No, he is not a judge, He was massonery leader, and self-proclaimed Nobel Candidate, Licio Gelli
 
Ironically enough, Brazil is going to come out of TTL pretty ok if not slightly ahead of OTL, but at the price of being the only non-dumpster fire on their continent (though Ecuador is doing fine last I checked)
This may result in bigger Hispanic immigration to Brazil than IOTL if it keeps on being (relatively) stable compared to its neighbours.
IOTL there's a significant Bolivian community in São Paulo and Venezuelans are spread out through the entire country. ITTL these may not be the only 2 nationalities Brazilians think of when someone mentions immigration.
 
It’ll definitely vary by country, for sure - Uruguay for instance will probably be fine for the same reasons it was OTL (that and it’s easy to forget Uruguay exists)

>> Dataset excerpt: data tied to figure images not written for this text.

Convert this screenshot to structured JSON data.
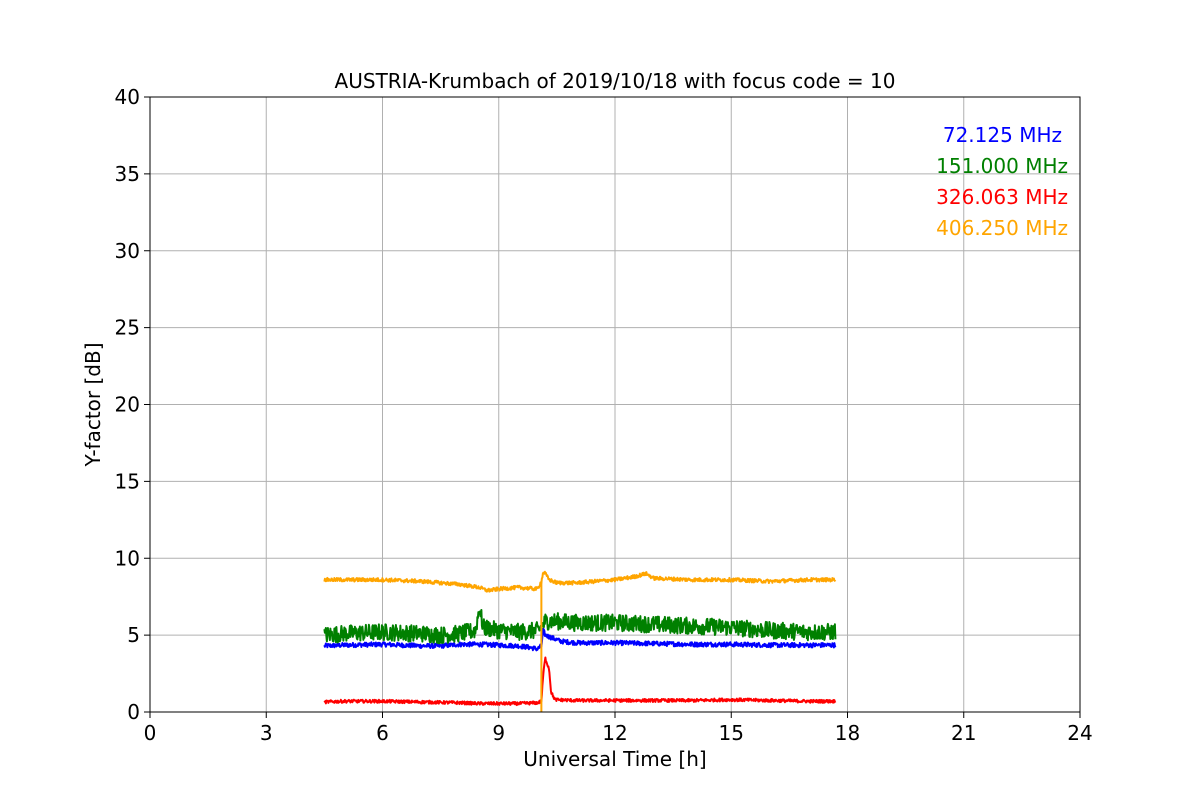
{
  "chart_data": {
    "type": "line",
    "title": "AUSTRIA-Krumbach of 2019/10/18 with focus code = 10",
    "xlabel": "Universal Time [h]",
    "ylabel": "Y-factor [dB]",
    "xlim": [
      0,
      24
    ],
    "ylim": [
      0,
      40
    ],
    "xticks": [
      0,
      3,
      6,
      9,
      12,
      15,
      18,
      21,
      24
    ],
    "yticks": [
      0,
      5,
      10,
      15,
      20,
      25,
      30,
      35,
      40
    ],
    "grid": true,
    "legend_position": "top-right",
    "series": [
      {
        "name": "72.125 MHz",
        "color": "#0000ff",
        "noise": 0.15,
        "x": [
          4.5,
          5.0,
          6.0,
          7.0,
          7.5,
          8.0,
          8.5,
          9.0,
          9.5,
          9.8,
          10.0,
          10.1,
          10.15,
          10.2,
          10.3,
          10.4,
          10.6,
          11.0,
          12.0,
          13.0,
          14.0,
          15.0,
          16.0,
          17.0,
          17.7
        ],
        "y": [
          4.3,
          4.35,
          4.4,
          4.3,
          4.3,
          4.4,
          4.4,
          4.35,
          4.3,
          4.2,
          4.1,
          4.3,
          5.3,
          5.0,
          4.9,
          4.8,
          4.6,
          4.5,
          4.5,
          4.45,
          4.4,
          4.4,
          4.35,
          4.35,
          4.35
        ]
      },
      {
        "name": "151.000 MHz",
        "color": "#008000",
        "noise": 0.55,
        "x": [
          4.5,
          5.0,
          6.0,
          7.0,
          7.5,
          8.0,
          8.4,
          8.5,
          8.6,
          9.0,
          9.5,
          10.0,
          10.1,
          10.2,
          10.5,
          11.0,
          12.0,
          13.0,
          14.0,
          15.0,
          16.0,
          17.0,
          17.7
        ],
        "y": [
          5.0,
          5.1,
          5.2,
          5.1,
          5.0,
          5.1,
          5.3,
          6.8,
          5.5,
          5.3,
          5.2,
          5.3,
          5.5,
          5.9,
          5.9,
          5.8,
          5.8,
          5.7,
          5.6,
          5.5,
          5.3,
          5.2,
          5.2
        ]
      },
      {
        "name": "326.063 MHz",
        "color": "#ff0000",
        "noise": 0.1,
        "x": [
          4.5,
          5.0,
          6.0,
          7.0,
          8.0,
          8.5,
          9.0,
          9.5,
          10.0,
          10.1,
          10.15,
          10.2,
          10.3,
          10.35,
          10.45,
          11.0,
          12.0,
          13.0,
          14.0,
          15.0,
          16.0,
          17.0,
          17.7
        ],
        "y": [
          0.65,
          0.7,
          0.7,
          0.65,
          0.6,
          0.55,
          0.55,
          0.55,
          0.6,
          0.7,
          2.5,
          3.5,
          2.8,
          1.3,
          0.8,
          0.75,
          0.75,
          0.75,
          0.75,
          0.8,
          0.75,
          0.7,
          0.7
        ]
      },
      {
        "name": "406.250 MHz",
        "color": "#ffa500",
        "noise": 0.12,
        "x": [
          4.5,
          5.0,
          6.0,
          7.0,
          7.5,
          8.0,
          8.5,
          8.7,
          9.0,
          9.5,
          10.0,
          10.1,
          10.15,
          10.2,
          10.3,
          10.5,
          11.0,
          12.0,
          12.5,
          12.8,
          13.0,
          14.0,
          15.0,
          16.0,
          17.0,
          17.7
        ],
        "y": [
          8.6,
          8.6,
          8.6,
          8.5,
          8.4,
          8.3,
          8.1,
          7.9,
          8.0,
          8.1,
          8.0,
          8.5,
          9.1,
          9.0,
          8.6,
          8.4,
          8.4,
          8.6,
          8.8,
          9.0,
          8.7,
          8.6,
          8.6,
          8.5,
          8.6,
          8.6
        ]
      }
    ]
  }
}
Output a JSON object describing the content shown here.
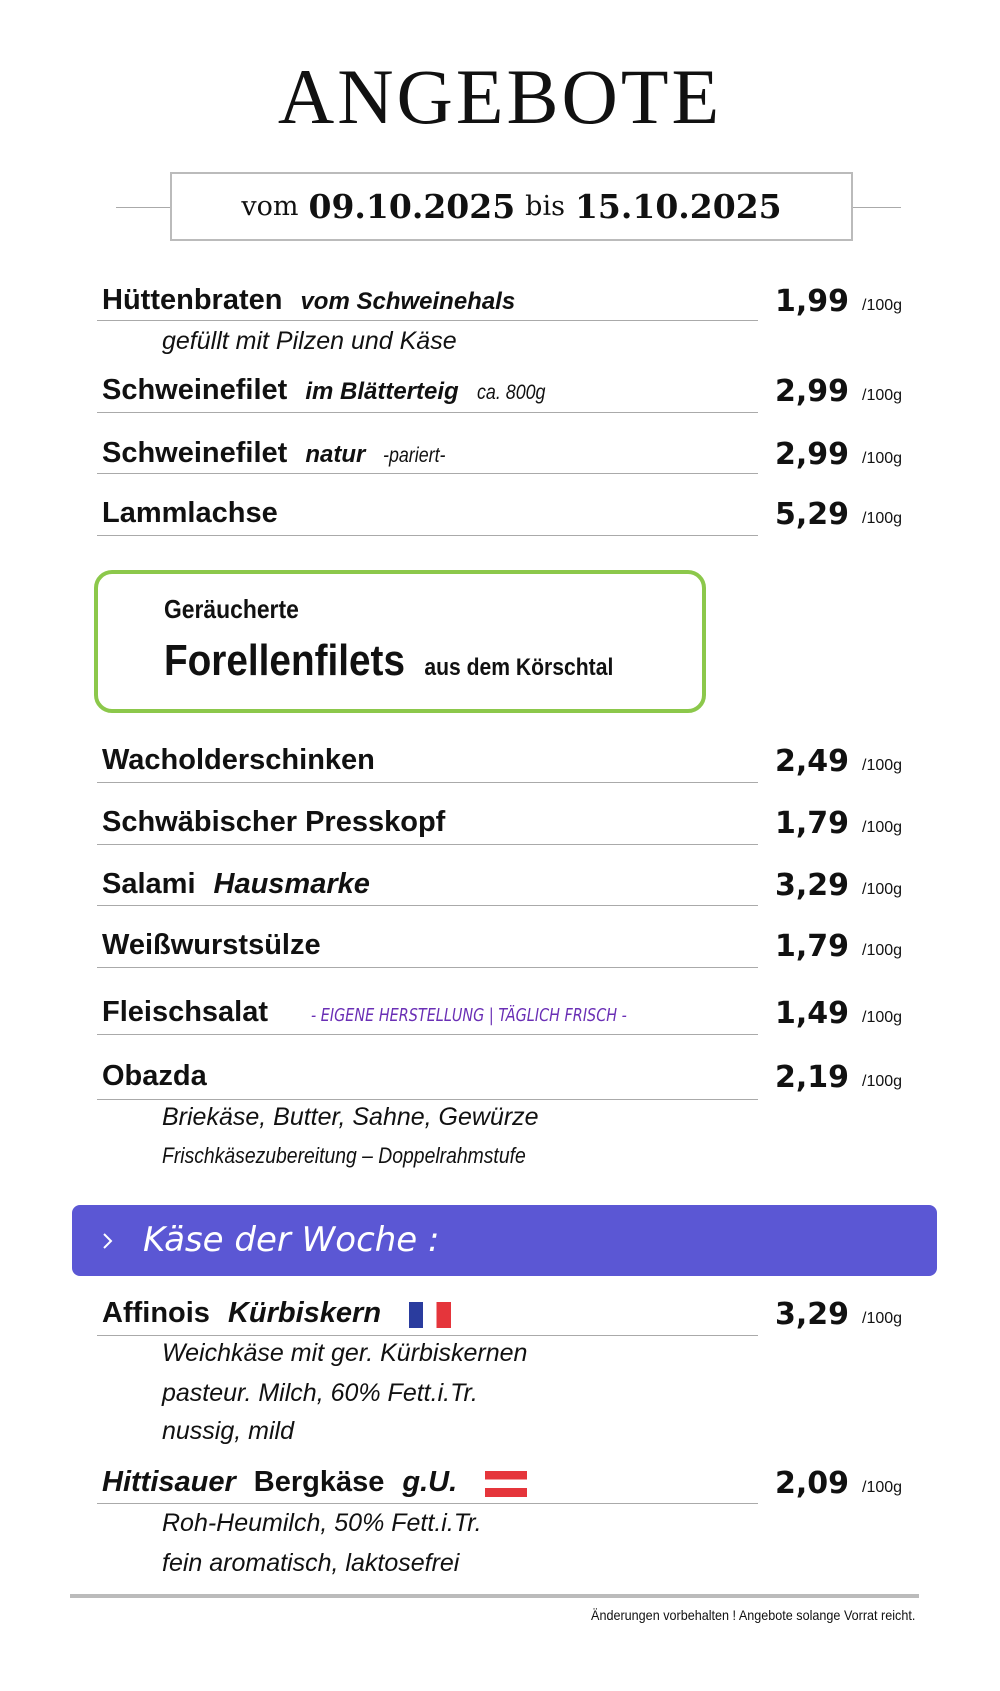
{
  "header": {
    "title": "ANGEBOTE",
    "date_prefix": "vom",
    "date_from": "09.10.2025",
    "date_sep": "bis",
    "date_to": "15.10.2025"
  },
  "offers": [
    {
      "name": "Hüttenbraten",
      "extra": "vom Schweinehals",
      "price": "1,99",
      "unit": "/100g",
      "desc": [
        "gefüllt mit Pilzen und Käse"
      ]
    },
    {
      "name": "Schweinefilet",
      "extra": "im Blätterteig",
      "note": "ca. 800g",
      "price": "2,99",
      "unit": "/100g"
    },
    {
      "name": "Schweinefilet",
      "extra": "natur",
      "note": "-pariert-",
      "price": "2,99",
      "unit": "/100g"
    },
    {
      "name": "Lammlachse",
      "price": "5,29",
      "unit": "/100g"
    },
    {
      "name": "Wacholderschinken",
      "price": "2,49",
      "unit": "/100g"
    },
    {
      "name": "Schwäbischer Presskopf",
      "price": "1,79",
      "unit": "/100g"
    },
    {
      "name": "Salami",
      "extra": "Hausmarke",
      "price": "3,29",
      "unit": "/100g"
    },
    {
      "name": "Weißwurstsülze",
      "price": "1,79",
      "unit": "/100g"
    },
    {
      "name": "Fleischsalat",
      "tagline": "- EIGENE HERSTELLUNG | TÄGLICH FRISCH -",
      "price": "1,49",
      "unit": "/100g"
    },
    {
      "name": "Obazda",
      "price": "2,19",
      "unit": "/100g",
      "desc": [
        "Briekäse, Butter, Sahne, Gewürze",
        "Frischkäsezubereitung – Doppelrahmstufe"
      ]
    }
  ],
  "highlight": {
    "line1": "Geräucherte",
    "name": "Forellenfilets",
    "origin": "aus dem Körschtal"
  },
  "cheese": {
    "title": "Käse der Woche :",
    "items": [
      {
        "name": "Affinois",
        "extra": "Kürbiskern",
        "price": "3,29",
        "unit": "/100g",
        "desc": [
          "Weichkäse mit ger. Kürbiskernen",
          "pasteur. Milch, 60% Fett.i.Tr.",
          "nussig, mild"
        ]
      },
      {
        "prefix": "Hittisauer",
        "name": "Bergkäse",
        "extra": "g.U.",
        "price": "2,09",
        "unit": "/100g",
        "desc": [
          "Roh-Heumilch, 50% Fett.i.Tr.",
          "fein aromatisch, laktosefrei"
        ]
      }
    ]
  },
  "footer": "Änderungen vorbehalten ! Angebote solange Vorrat reicht."
}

I generally try to go where my muse takes me on these things; more broadly, though I’m American myself, I want a TL that’s accessible to people from all over the world and covers a variety of places and people (apologies to Japan for seeming to forget it exists lol)
Well, you managed to make Uruguay not fine in the CdM TL...
 
To me, the question is how the fuck did a specifically Maoist organization get so big in Peru, of all places.

The only reason I can think of is the Asian minority, I guess? Is Fujimori the equal and opposite reaction to Shining Path?
In real life, Shining Path managed to hold up for years as a small but persistently brutal insurgent force. The principles of Maoism tend to appeal more to rural peasants than industrial workers, so Peru turned out to be fertile ground for such a movement.